I had been receiving IV infusions of Remicade, a biologic treatment Crohn's, for 14 years as I entered 2016. It was becoming clear that what had been a miracle drug was not having the same response. As we entered the new year I was cycling through antibiotics and trying to figure out next steps.

Despite my health challenges I continued running. I completed the Shamrock Shuffle 8k in Chicago in March and the Gazelle Girl Half Marathon in Grand Rapids in April. I was still competing (with myself) at a level that made me happy. 

In April my son brought home Norovirus from daycare, and it cycled through our family. I couldn't seem to recover from the bug. I couldn't shake extraordinary abdominal pain.  My doctor ordered lab work, so I headed to the lab around the corner from my office. I don't have an aversion to needles and have had lab work completed more times than I can count. On this day the nurse was unable to find a vein, and I inexplicably passed out. When I came to I insisted I was fine and stood up to walk out. I woke on the floor, cradled in the arms of a very pregnant nurse, hearing sirens in the distance. Per their policy they'd called 9-1-1, and I was taken from the lab to the emergency room.

The GI team at Sparrow Hospital decided to keep me to see what was causing the abdominal pain and fainting. I received IV steroids that made my joints swell. I was in the hospital nearly a week while they tried in vain to pinpoint the cause of the Crohn's flare. 

The steroids seemed to work in calming things down, and within a month I was back to running and traveling. In July I left the organization where I'd worked for 8½ years, and I spent the rest of the summer traveling with my family: to Portland, Oregon, West Virginia, Virginia, and Colorado.
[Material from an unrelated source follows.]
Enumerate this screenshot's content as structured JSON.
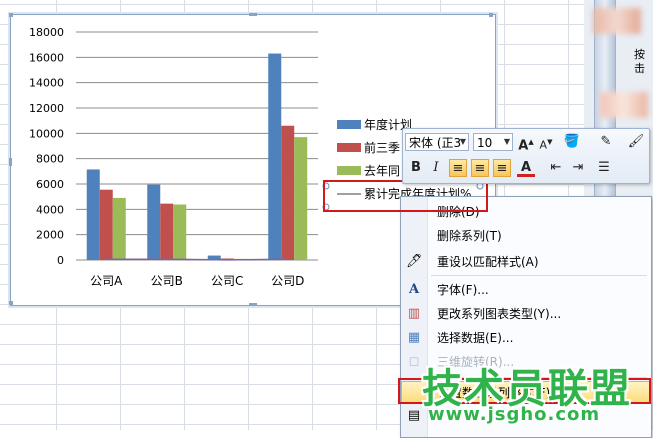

I was training for my 22nd half marathon, and my equilibrium felt like it was slowly being restored.

In October we spent the weekend in Detroit where I ran the Detroit Half Marathon. I had run the full marathon six years earlier, and it was fun to complete the half. It poured rain that day, and I ran more slowly than usual. But it was a fun weekend with friends and was my girlfriend's first time running a half marathon. It felt great.
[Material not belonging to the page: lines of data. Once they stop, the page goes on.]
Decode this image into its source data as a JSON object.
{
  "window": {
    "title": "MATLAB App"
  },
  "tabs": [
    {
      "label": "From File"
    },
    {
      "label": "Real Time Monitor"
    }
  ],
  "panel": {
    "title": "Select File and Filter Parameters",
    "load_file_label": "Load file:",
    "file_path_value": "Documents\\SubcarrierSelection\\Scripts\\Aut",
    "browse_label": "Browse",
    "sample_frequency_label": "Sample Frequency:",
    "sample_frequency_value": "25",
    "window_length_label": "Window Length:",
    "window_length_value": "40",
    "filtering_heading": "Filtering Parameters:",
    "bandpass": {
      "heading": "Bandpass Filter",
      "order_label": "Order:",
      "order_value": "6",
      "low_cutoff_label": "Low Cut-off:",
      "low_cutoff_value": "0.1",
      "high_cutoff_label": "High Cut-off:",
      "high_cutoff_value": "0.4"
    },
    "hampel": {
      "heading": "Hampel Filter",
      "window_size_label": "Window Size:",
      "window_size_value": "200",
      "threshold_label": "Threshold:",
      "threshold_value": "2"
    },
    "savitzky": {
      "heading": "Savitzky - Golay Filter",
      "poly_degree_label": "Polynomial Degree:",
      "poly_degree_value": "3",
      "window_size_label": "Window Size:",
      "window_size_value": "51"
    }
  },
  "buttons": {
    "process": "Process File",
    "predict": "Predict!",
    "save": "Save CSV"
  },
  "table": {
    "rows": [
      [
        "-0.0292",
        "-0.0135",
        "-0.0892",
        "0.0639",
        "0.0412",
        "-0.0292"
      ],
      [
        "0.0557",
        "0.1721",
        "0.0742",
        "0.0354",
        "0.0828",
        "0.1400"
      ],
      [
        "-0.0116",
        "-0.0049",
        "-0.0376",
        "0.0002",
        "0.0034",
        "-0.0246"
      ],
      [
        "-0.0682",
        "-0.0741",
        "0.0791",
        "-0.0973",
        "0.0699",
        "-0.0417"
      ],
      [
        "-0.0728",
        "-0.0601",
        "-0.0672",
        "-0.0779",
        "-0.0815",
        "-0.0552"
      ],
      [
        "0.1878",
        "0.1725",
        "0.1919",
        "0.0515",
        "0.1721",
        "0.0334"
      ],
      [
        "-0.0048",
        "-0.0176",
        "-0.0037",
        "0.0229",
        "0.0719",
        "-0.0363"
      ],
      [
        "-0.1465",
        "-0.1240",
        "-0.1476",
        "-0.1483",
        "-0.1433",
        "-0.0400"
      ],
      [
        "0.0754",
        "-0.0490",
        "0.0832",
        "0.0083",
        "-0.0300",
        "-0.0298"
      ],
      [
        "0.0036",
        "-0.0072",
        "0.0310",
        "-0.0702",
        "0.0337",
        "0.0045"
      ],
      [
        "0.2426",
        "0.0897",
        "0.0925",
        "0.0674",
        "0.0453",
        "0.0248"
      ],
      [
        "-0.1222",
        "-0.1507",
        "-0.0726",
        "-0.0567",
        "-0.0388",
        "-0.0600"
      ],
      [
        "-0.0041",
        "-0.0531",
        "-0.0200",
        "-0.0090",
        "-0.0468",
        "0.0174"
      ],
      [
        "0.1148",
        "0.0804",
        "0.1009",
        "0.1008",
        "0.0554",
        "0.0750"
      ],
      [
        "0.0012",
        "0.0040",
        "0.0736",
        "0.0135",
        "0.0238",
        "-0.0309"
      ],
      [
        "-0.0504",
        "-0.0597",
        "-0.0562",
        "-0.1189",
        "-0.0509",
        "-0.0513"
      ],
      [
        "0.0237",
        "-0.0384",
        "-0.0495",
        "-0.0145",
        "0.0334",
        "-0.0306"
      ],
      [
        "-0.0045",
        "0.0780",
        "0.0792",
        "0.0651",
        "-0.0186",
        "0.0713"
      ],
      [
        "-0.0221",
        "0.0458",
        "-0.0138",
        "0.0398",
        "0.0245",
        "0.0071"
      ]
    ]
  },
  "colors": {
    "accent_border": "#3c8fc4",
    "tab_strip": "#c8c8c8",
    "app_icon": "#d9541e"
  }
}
Finishing the Detroit Half in 2016

The week after the race my doctor switched me to Humira because the Remicade did not appear to be effective any longer. Humira is the same class of drug, so there was a risk it wouldn't work, but it was a risk we needed to take. So instead of IV infusions I'd inject myself at home which felt way more convenient. 
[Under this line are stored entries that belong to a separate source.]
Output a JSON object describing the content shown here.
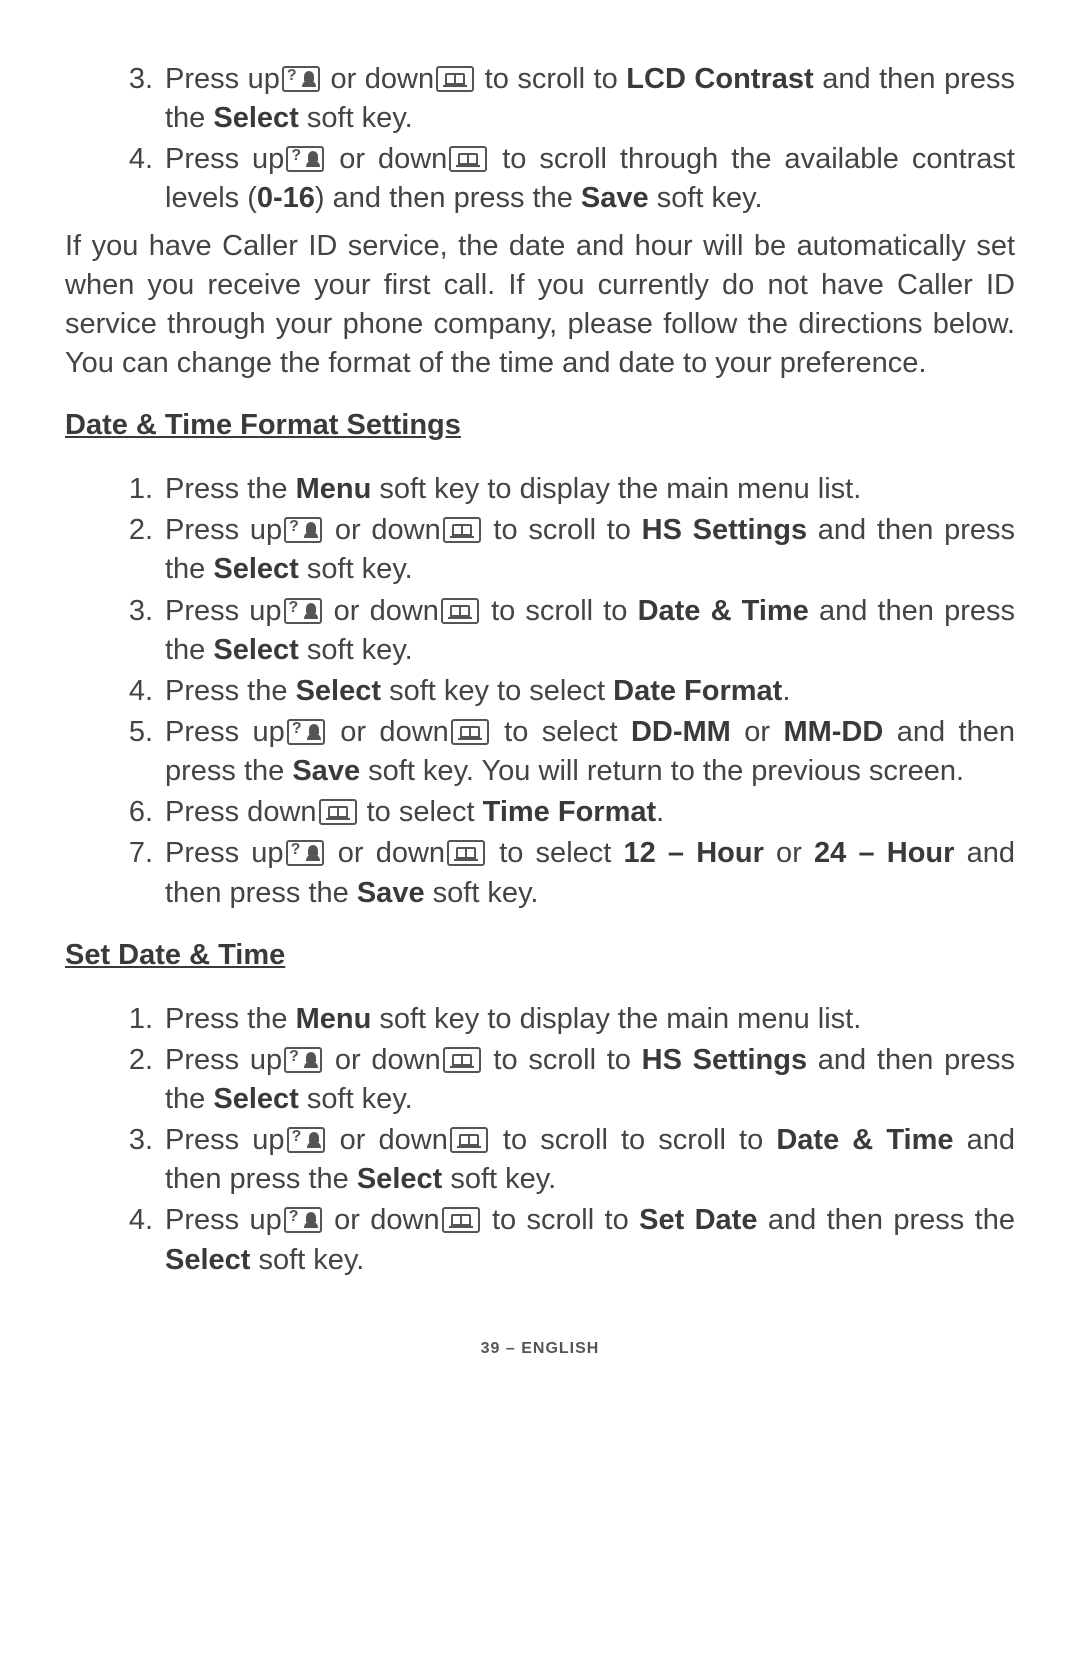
{
  "topList": [
    {
      "n": "3.",
      "parts": [
        "Press up",
        "UP",
        " or down",
        "DOWN",
        " to scroll to ",
        {
          "b": "LCD Contrast"
        },
        " and then press the ",
        {
          "b": "Select"
        },
        " soft key."
      ]
    },
    {
      "n": "4.",
      "parts": [
        "Press up",
        "UP",
        " or down",
        "DOWN",
        " to scroll through the available contrast levels (",
        {
          "b": "0-16"
        },
        ") and then press the ",
        {
          "b": "Save"
        },
        " soft key."
      ]
    }
  ],
  "para1": "If you have Caller ID service, the date and hour will be automatically set when you receive your first call. If you currently do not have Caller ID service through your phone company, please follow the directions below.  You can change the format of the time and date to your preference.",
  "head1": "Date & Time Format Settings",
  "list1": [
    {
      "n": "1.",
      "parts": [
        "Press the ",
        {
          "b": "Menu"
        },
        " soft key to display the main menu list."
      ]
    },
    {
      "n": "2.",
      "parts": [
        "Press up",
        "UP",
        " or down",
        "DOWN",
        " to scroll to ",
        {
          "b": "HS Settings"
        },
        " and then press the ",
        {
          "b": "Select"
        },
        " soft key."
      ]
    },
    {
      "n": "3.",
      "parts": [
        "Press up",
        "UP",
        " or down",
        "DOWN",
        " to scroll to ",
        {
          "b": "Date & Time"
        },
        " and then press the ",
        {
          "b": "Select"
        },
        " soft key."
      ]
    },
    {
      "n": "4.",
      "parts": [
        "Press the ",
        {
          "b": "Select"
        },
        " soft key to select ",
        {
          "b": "Date Format"
        },
        "."
      ]
    },
    {
      "n": "5.",
      "parts": [
        "Press up",
        "UP",
        " or down",
        "DOWN",
        " to select ",
        {
          "b": "DD-MM"
        },
        " or ",
        {
          "b": "MM-DD"
        },
        " and then press the ",
        {
          "b": "Save"
        },
        " soft key.  You will return to the previous screen."
      ]
    },
    {
      "n": "6.",
      "parts": [
        "Press down",
        "DOWN",
        " to select ",
        {
          "b": "Time Format"
        },
        "."
      ]
    },
    {
      "n": "7.",
      "parts": [
        "Press up",
        "UP",
        " or down",
        "DOWN",
        " to select ",
        {
          "b": "12 – Hour"
        },
        " or ",
        {
          "b": "24 – Hour"
        },
        " and then press the ",
        {
          "b": "Save"
        },
        " soft key."
      ]
    }
  ],
  "head2": "Set Date & Time ",
  "list2": [
    {
      "n": "1.",
      "parts": [
        "Press the ",
        {
          "b": "Menu"
        },
        " soft key to display the main menu list."
      ]
    },
    {
      "n": "2.",
      "parts": [
        "Press up",
        "UP",
        " or down",
        "DOWN",
        " to scroll to ",
        {
          "b": "HS Settings"
        },
        " and then press the ",
        {
          "b": "Select"
        },
        " soft key."
      ]
    },
    {
      "n": "3.",
      "parts": [
        "Press up",
        "UP",
        " or down",
        "DOWN",
        " to scroll to scroll to ",
        {
          "b": "Date & Time"
        },
        " and then press the ",
        {
          "b": "Select"
        },
        " soft key."
      ]
    },
    {
      "n": "4.",
      "parts": [
        "Press up",
        "UP",
        " or down",
        "DOWN",
        " to scroll to ",
        {
          "b": "Set Date"
        },
        " and then press the ",
        {
          "b": "Select"
        },
        " soft key."
      ]
    }
  ],
  "footer": "39 – ENGLISH"
}
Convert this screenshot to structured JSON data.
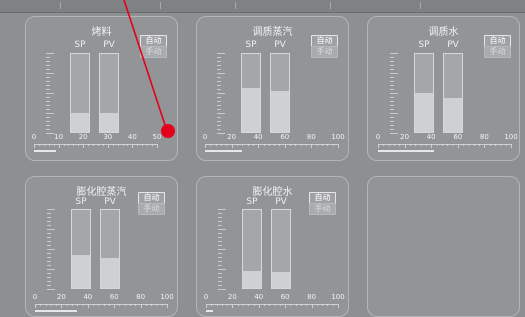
{
  "colors": {
    "background": "#8d8f92",
    "panel": "#929497",
    "fill": "#cfd0d2",
    "pointer": "#e3001b"
  },
  "panels": [
    {
      "title": "烤料",
      "sp_label": "SP",
      "pv_label": "PV",
      "auto_label": "自动",
      "manual_label": "手动",
      "sp_level": 0.24,
      "pv_level": 0.24,
      "ticks": [
        "0",
        "10",
        "20",
        "30",
        "40",
        "50"
      ],
      "track_fraction": 0.18
    },
    {
      "title": "调质蒸汽",
      "sp_label": "SP",
      "pv_label": "PV",
      "auto_label": "自动",
      "manual_label": "手动",
      "sp_level": 0.57,
      "pv_level": 0.52,
      "ticks": [
        "0",
        "20",
        "40",
        "60",
        "80",
        "100"
      ],
      "track_fraction": 0.28
    },
    {
      "title": "调质水",
      "sp_label": "SP",
      "pv_label": "PV",
      "auto_label": "自动",
      "manual_label": "手动",
      "sp_level": 0.5,
      "pv_level": 0.43,
      "ticks": [
        "0",
        "20",
        "40",
        "60",
        "80",
        "100"
      ],
      "track_fraction": 0.42
    },
    {
      "title": "膨化腔蒸汽",
      "sp_label": "SP",
      "pv_label": "PV",
      "auto_label": "自动",
      "manual_label": "手动",
      "sp_level": 0.42,
      "pv_level": 0.38,
      "ticks": [
        "0",
        "20",
        "40",
        "60",
        "80",
        "100"
      ],
      "track_fraction": 0.32
    },
    {
      "title": "膨化腔水",
      "sp_label": "SP",
      "pv_label": "PV",
      "auto_label": "自动",
      "manual_label": "手动",
      "sp_level": 0.22,
      "pv_level": 0.2,
      "ticks": [
        "0",
        "20",
        "40",
        "60",
        "80",
        "100"
      ],
      "track_fraction": 0.05
    }
  ]
}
That week I dealt with the usual post-race soreness. Runners know you can deal with chafing after a race, and I felt like I had some serious chafing on my butt cheek. It was very sore, red and hard to the touch, and I assumed it was chafing. The weekend after the race we took our son to Greenfield Village in Dearborn, MI, a place very dear to my husband's heart because his grandparents took him there often and he worked there in college. While we were at the village my jeans were rubbing my chafing spot, and it was so painful I could hardly sit down.

The day before surgery at Greenfield Village

The next day I took our son to preschool and then told my husband I thought I had an abscess. We went to the ER where it was determined that it wasn't chafing; I had a large abscess that needed to be drained. I was in surgery by mid-afternoon, and the surgeon indicated he couldn't believe I was functioning with an abscess that size.

While this is all too much information, if you don't want real TMI you should stop reading now. As part of the process my surgeon inserted a seton, or drain, so the abscess would be continually draining until it's healed. My seton originally had three openings: two near my anus and one on my bikini line. It was so uncomfortable, and the draining was miserable. I quickly discovered I'd have to wear gauze all the time to absorb the drainage. It was very sexy.

My surgeon was able to remove the bikini line connection point, the most uncomfortable one, after only about six weeks. I would have the seton for eight long months. Any illusions I had about my Crohn's being in remission were long gone.